Shift from Vertical to Lateral (Horizontal) Supply Chain Management

  • Vertical integration, or vertical supply chain management, refers to the practice of bringing the supply chain inside one organization.
  • It is difficult for one corporation to garner the expertise needed to excel in all elements of the supply chain, and it increases their risk, so corporation around the globe have turned instead to outsourcing those aspects of their business in which they judge themselves to be least effective.
  • Lateral supply chain management has replaced vertical integration as the favored approach to managing the myriad activities in the supply chain.
  • We usually assume that the customer-producer-supplier illustrations refer to three separate companies.

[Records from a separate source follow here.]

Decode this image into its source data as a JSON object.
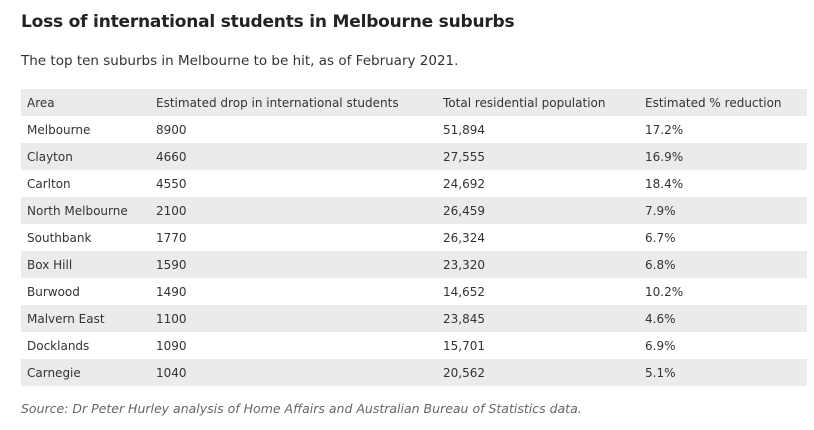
{
  "header": {
    "title": "Loss of international students in Melbourne suburbs",
    "subtitle": "The top ten suburbs in Melbourne to be hit, as of February 2021."
  },
  "table": {
    "columns": [
      "Area",
      "Estimated drop in international students",
      "Total residential population",
      "Estimated % reduction"
    ],
    "rows": [
      [
        "Melbourne",
        "8900",
        "51,894",
        "17.2%"
      ],
      [
        "Clayton",
        "4660",
        "27,555",
        "16.9%"
      ],
      [
        "Carlton",
        "4550",
        "24,692",
        "18.4%"
      ],
      [
        "North Melbourne",
        "2100",
        "26,459",
        "7.9%"
      ],
      [
        "Southbank",
        "1770",
        "26,324",
        "6.7%"
      ],
      [
        "Box Hill",
        "1590",
        "23,320",
        "6.8%"
      ],
      [
        "Burwood",
        "1490",
        "14,652",
        "10.2%"
      ],
      [
        "Malvern East",
        "1100",
        "23,845",
        "4.6%"
      ],
      [
        "Docklands",
        "1090",
        "15,701",
        "6.9%"
      ],
      [
        "Carnegie",
        "1040",
        "20,562",
        "5.1%"
      ]
    ]
  },
  "footer": {
    "source": "Source: Dr Peter Hurley analysis of Home Affairs and Australian Bureau of Statistics data."
  }
}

This is, of course, not necessarily the case; the entities could be departments within one company.

Vertical Integration

  • By bringing many supply chain activities in-house and putting them under corporate management, vertical integration solves the problem of who will design, plan, execute, monitor and control supply chain activities.
  • A vertically integrated enterprise may grow from an entrepreneurial base by adding departments and layers of management to accommodate expansion, or it may be built through mergers and acquisitions.

  • The primary benefit of vertical integration is control.
  • A department or wholly owned subsidiary with no independent presence in the market place can’t deal with competitors to sell its components or services at a higher price.
  • Its operations are completely visible to the parent company (at least in theory) and can be synchronized with other company functions by directives from the top.
  • Its schedules, work force policies, locations, amounts produced, all aspects of its business are controlled by the overarching management.

Lateral Integration

  • When corporate ownership turns instead to outsourcing various activities, it loses control of these aspects of the supply chain and will deal separately with members of the chain as supplies or customers.
  • Each of them will focus on their core competencies such as extraction or production and deal with each other through discrete transactions or by longer-term contracts.

**Some Japanese companies favor an intermediate form of integration called KEIRETSU.

(Definition) KEIRETSU is a form of cooperative relationship among companies in Japan where the companies largely remain legally and economically independent, even though they work closely in various ways such as single sourcing and financial backing.

A member of KEIRETSU generally owns a limited amount of stock in other member companies

A KEIRETSU generally forms around a bank and a trading company, but “distribution” (Supply Chain) KEIRETSU alliances have been formed of companies ranging from raw material suppliers to retailers.

  • Rely on lateral supply chain:
    • To achieve economies of scale and scope.
    • To improve business focus and expertise.
    • To leverage communication and production competencies.
  • Despite the benefits of the lateral chain, however, synchronizing the activities of a network of independent firms can be enormously challenging.
    What each firm gains in scale, scope, and focus, it may lose in ability to see and understand the larger supply chain processes or to care about them.

  • Horizontal doesn’t quiet capture the complexity of the global supply network with multiple connections around the world and information shared on networks connected all along the chain.